Are you overtraining? I will guess that your automatic answer will be ‘No’ but did you even think about the answer before you said it? Overtraining actually affects far more people than is generally realized. In fact, many people aren’t getting the maximum benefit from their workout programs because of regular states of semi-overtraining.
Why does this happen?
First of all there are no clear cut boundaries or rules for overtraining. It’s not like you can say, “Oh I worked out 5 times this week for a total of 10 hours therefore based on my bodyweight and age I am not overtrained. It is a direct result of everything that your body is currently dealing with along with workouts such as stress, sleep, food, and injury or sickness.
Generally speaking many of us try and do too much. We push as hard as we can and then hit a wall. This happens in many facets of life where we feel we can do anything with the right attitude and overcome any limitations. But in the case of overtraining, you can’t.
When you get to a state where your body can’t fully recover there is no mental ‘pep talk’ that you can give yourself to make it better. You body needs one thing and one thing only; rest. The recovery system has been overwhelmed and now can’t catch up which creates a vicious cycle. Yes, you see videos of elite athletes pushing themselves continually and saying you have to ‘want it’ but what you don’t see is the chef preparing their food, the 8 hours of sleep they get every night, or the post workout massage and protein shake they enjoy.
Your body needs rest and you can never get around that.
Let’s Be Honest
Do you get enough rest? Per numerous studies the majority people either get too little sleep or not restful enough sleep. That means your body probably doesn’t have the time to go through a proper rest and recuperation phase (which is also where muscle strength and growth gains come into play). Maybe it was a rough week at work or you had projects to do.
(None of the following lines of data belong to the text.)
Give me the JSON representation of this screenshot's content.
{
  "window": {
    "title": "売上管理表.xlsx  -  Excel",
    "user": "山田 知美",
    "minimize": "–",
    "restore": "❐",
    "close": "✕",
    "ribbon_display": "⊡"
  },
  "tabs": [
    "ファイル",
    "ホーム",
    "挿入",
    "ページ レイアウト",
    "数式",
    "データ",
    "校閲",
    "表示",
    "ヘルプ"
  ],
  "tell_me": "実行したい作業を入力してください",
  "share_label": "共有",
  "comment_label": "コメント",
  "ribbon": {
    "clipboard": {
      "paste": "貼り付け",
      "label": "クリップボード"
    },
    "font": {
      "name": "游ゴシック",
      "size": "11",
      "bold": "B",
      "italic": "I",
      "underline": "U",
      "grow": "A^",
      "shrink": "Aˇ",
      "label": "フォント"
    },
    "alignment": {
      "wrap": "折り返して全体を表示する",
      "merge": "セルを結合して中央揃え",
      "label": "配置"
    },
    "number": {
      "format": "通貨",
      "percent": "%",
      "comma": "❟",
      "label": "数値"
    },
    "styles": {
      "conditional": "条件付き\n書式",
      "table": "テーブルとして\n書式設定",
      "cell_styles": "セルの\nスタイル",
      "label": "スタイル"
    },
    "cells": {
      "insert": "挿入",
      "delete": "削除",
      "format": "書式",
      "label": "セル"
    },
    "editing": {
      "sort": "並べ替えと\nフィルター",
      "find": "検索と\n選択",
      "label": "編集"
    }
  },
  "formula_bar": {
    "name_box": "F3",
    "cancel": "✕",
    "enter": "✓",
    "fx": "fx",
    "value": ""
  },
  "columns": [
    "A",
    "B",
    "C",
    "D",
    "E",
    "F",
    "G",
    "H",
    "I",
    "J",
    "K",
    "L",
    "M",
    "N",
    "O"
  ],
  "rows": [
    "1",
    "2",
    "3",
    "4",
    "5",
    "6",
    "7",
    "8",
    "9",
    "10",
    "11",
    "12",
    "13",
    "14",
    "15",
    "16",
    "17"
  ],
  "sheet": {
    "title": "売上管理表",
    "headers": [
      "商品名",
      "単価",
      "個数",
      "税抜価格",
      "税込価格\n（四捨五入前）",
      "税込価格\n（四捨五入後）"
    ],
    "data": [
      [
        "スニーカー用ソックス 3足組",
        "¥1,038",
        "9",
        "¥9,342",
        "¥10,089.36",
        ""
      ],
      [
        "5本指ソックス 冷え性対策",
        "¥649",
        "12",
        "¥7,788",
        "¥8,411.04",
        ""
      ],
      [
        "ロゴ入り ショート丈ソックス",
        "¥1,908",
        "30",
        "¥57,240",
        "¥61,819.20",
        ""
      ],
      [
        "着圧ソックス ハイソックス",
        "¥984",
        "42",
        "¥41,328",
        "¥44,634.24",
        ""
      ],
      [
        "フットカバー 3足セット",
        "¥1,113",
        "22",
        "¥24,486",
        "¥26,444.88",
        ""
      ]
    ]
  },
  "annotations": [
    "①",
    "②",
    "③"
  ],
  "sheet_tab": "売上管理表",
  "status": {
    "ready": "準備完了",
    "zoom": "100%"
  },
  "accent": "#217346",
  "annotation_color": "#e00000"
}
Obviously you want to be healthy so you won’t skip out on the gym; instead you skip out on some sleep and drink more coffee the next day.
But that only increases the problem.
What is the easiest way to always avoid overtraining? Add an extra day of rest to your schedule each week. Many people get overly concerned that they will lose valuable gains in muscle and weight loss from taking a day off. But the body functions better and more efficiently when well rested compared to when stressed. Do you know how you feel after a great vacation where you have a few days of getting full nights of sleep? That is your body responding with a higher level of energy because of the rest.
So take that attitude about your weekly schedule. Give yourself an extra rest day and instead of filling up that time you would spend at the gym with chores give yourself a break. Go to bed earlier or relax and read a book.
Also pay plenty of attention to your diet. Proper fuel is always vital for a body to be able to recuperate and recover. If you train hard then you should expect to also rest hard and recover hard if you truly want the best results.